An extremely rare documentation of the humanitarian aid carried out by the international organization set up by the polar explorer Fridtjof Nansen. 'The Nansen Office was set up in 1930 in accordance with a League of Nations resolution to keep up the relief work that had been launched by Fridtjof Nansen, the first high commissioner for refugees. Early in the 1930s, the Office was busy in helping Armenians who had been driven out of Turkey, and it was an important driving force behind the drawing up of the League of Nations Refugee Convention. Later in the 1930s, the organization cared mainly for refugees located in Central and South-eastern Europe, France, Syria and China. The Office ran refugee camps, issued passports to the stateless (Nansen passports), and helped to provide visas, jobs, medicine and food. The Nansen Office was closed in 1938, but its activities have been carried on by a new Office of the High Commissioner for Refugees which has its seat in London' (nobelprize.org, online).
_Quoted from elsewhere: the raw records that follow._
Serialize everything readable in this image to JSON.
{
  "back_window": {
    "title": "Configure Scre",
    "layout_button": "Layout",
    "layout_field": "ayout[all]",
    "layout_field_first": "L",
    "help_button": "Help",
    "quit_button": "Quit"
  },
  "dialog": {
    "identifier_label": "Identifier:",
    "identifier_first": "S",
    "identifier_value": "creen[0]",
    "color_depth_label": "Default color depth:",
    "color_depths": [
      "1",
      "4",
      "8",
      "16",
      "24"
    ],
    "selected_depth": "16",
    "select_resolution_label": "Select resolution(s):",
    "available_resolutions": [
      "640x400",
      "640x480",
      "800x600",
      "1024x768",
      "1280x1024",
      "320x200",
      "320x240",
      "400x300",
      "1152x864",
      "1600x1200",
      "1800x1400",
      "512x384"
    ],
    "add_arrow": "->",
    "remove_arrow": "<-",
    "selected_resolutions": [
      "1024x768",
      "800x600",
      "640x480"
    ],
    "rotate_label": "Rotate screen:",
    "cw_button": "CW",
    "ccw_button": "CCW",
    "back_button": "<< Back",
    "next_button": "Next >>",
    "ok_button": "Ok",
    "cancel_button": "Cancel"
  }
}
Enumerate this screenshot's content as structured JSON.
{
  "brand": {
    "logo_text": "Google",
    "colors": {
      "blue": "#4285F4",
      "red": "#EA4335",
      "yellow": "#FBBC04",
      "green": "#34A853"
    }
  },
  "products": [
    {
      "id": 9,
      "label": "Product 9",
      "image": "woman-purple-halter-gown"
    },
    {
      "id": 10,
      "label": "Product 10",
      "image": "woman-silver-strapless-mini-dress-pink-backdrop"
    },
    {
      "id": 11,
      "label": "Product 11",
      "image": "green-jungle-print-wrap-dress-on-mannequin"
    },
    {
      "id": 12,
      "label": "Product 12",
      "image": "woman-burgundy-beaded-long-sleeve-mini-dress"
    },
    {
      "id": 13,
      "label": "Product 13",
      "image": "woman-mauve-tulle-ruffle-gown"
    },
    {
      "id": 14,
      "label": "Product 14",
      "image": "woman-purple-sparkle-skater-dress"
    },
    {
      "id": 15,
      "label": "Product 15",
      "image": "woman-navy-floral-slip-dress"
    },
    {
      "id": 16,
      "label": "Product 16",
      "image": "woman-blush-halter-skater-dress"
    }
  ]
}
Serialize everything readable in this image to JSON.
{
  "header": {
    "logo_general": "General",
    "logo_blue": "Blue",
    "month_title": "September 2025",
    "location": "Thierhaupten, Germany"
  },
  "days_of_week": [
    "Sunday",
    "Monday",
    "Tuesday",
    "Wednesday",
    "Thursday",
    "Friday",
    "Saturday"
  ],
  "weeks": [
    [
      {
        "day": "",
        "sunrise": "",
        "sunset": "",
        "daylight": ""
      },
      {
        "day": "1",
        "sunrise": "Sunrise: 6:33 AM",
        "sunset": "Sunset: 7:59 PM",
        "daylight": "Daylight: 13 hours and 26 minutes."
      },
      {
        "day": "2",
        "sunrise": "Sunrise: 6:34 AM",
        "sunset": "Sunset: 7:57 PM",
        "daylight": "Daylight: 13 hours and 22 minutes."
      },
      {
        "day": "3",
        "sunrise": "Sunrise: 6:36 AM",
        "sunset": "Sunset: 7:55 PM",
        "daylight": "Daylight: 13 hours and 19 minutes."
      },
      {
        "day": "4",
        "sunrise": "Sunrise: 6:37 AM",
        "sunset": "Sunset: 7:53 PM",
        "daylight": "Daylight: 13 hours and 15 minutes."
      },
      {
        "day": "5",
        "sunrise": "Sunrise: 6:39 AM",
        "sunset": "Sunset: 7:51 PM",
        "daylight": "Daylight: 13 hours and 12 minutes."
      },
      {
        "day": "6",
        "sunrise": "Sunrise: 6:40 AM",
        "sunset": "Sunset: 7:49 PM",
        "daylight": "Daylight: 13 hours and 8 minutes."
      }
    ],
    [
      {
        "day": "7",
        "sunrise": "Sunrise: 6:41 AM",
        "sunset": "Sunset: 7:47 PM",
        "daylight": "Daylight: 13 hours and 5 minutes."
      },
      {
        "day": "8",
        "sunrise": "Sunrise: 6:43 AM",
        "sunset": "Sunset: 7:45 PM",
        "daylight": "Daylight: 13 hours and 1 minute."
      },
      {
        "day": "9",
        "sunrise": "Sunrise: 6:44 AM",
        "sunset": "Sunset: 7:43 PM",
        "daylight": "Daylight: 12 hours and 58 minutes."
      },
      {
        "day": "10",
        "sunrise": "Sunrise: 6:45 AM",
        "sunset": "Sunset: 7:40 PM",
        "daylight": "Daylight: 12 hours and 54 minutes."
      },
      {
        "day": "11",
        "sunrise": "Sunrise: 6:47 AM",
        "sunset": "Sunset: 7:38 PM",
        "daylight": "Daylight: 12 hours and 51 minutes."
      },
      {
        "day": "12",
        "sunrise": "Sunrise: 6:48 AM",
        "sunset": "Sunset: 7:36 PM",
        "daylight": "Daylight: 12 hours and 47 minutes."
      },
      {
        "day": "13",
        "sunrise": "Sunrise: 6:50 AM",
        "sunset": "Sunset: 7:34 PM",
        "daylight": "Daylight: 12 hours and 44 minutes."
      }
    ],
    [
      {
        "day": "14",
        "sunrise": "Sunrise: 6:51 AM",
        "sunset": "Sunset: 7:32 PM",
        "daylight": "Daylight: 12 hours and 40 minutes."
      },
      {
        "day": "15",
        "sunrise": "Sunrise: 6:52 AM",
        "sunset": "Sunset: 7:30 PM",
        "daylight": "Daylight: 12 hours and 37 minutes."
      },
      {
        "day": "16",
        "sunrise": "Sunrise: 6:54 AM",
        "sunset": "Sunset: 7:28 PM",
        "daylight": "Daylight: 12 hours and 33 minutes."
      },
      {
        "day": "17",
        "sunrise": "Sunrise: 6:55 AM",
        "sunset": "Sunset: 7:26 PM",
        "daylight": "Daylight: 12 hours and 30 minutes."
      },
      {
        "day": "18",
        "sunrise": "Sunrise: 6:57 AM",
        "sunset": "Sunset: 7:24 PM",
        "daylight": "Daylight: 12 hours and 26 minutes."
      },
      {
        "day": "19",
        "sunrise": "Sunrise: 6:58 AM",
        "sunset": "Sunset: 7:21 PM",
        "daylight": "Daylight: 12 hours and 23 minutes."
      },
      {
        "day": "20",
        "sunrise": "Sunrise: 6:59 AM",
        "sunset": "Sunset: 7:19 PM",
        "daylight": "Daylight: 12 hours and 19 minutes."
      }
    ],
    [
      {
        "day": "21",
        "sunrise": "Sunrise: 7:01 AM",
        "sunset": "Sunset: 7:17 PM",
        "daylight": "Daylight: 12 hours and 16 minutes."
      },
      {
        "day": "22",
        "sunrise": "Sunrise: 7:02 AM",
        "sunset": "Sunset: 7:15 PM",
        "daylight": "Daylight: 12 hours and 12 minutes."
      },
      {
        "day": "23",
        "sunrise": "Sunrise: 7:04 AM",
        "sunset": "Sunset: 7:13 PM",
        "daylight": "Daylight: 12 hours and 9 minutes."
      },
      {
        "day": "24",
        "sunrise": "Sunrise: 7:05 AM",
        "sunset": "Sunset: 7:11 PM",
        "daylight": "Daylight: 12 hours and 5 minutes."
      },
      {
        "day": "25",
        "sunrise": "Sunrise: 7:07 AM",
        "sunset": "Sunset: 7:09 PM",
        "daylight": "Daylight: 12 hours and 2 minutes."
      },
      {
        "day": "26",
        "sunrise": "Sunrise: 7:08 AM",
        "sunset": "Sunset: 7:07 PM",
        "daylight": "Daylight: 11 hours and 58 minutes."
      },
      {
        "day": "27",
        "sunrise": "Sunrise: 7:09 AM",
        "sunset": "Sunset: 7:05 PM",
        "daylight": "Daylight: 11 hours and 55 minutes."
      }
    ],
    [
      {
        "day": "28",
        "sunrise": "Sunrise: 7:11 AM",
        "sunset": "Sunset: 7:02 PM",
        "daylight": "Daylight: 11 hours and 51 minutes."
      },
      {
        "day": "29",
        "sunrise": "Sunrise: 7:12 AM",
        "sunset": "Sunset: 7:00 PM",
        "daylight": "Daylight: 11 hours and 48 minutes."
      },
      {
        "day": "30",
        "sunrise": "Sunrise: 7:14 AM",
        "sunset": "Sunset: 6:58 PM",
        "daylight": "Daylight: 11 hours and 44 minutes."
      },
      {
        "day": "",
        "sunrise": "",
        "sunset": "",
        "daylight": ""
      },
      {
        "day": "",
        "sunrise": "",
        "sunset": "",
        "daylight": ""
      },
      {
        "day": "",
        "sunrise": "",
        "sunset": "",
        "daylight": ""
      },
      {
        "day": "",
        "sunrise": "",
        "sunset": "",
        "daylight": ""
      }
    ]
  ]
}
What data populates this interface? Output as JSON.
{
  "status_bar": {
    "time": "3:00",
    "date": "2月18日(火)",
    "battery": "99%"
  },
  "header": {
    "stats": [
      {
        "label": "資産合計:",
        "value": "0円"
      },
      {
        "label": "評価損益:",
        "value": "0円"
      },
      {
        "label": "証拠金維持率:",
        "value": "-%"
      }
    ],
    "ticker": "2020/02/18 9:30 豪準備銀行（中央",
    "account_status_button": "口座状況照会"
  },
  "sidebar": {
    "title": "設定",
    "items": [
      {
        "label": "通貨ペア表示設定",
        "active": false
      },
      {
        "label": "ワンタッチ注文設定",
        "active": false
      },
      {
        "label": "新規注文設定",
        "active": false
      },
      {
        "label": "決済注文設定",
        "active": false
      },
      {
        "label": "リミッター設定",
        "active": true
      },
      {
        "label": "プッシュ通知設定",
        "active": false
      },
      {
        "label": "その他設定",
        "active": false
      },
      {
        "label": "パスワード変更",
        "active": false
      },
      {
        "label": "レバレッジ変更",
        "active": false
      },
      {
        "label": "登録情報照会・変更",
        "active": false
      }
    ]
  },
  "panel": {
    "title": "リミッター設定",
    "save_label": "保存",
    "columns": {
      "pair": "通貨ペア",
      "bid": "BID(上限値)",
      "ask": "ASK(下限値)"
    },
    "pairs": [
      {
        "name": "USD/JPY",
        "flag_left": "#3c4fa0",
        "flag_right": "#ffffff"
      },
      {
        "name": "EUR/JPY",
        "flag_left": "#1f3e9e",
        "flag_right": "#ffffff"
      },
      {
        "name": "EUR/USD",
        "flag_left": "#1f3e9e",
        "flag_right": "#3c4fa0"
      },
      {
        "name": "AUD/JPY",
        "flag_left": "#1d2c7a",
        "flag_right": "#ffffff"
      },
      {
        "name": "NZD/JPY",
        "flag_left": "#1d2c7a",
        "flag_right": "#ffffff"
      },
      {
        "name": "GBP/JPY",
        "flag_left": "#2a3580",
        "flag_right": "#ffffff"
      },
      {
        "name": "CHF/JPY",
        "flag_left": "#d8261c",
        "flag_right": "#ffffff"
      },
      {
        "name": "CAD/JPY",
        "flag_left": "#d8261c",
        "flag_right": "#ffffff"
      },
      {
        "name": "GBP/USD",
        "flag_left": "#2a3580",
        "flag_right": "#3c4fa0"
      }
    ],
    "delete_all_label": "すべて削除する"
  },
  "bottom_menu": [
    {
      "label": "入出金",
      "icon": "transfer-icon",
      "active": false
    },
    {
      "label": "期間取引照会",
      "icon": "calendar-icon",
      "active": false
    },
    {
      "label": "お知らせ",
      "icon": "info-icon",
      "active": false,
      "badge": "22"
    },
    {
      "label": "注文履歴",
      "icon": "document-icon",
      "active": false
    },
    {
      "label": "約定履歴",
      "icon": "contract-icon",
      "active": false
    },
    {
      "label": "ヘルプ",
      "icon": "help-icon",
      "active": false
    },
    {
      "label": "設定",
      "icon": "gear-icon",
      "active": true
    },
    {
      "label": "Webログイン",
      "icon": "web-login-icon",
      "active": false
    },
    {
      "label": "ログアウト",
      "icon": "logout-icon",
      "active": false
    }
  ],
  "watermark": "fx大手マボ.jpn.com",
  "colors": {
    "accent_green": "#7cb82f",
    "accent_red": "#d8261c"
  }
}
The album opens with the description and photos of the settlements for c. 40,000 Armenians in and near Aleppo, Beirut, Alexandrette (Iskenderun, then part of the French mandate), and Damascus. Other recipients of aid were Assyrians. Nansen himself had been instrumental in kick-starting the humanitarian campaign in 1926. He died four yars later in Oslo and did not see the full impact of the refugee aid in the Levant. The text and photos give very detailed information about the number of settlers, their dwellings, animals, occupations in various villages and in the suburbs, such as Nor Adana, now part of Beirut. The first eleven boards with descriptive text and photos are devoted to Beirut alone, followed by housing projects for refugees in Aleppo, and Iskenderun. One village, named Soouk-Sou is located on an ancient tell, and probably more inland in Syria. There is another unidentified settlement occupying a tell.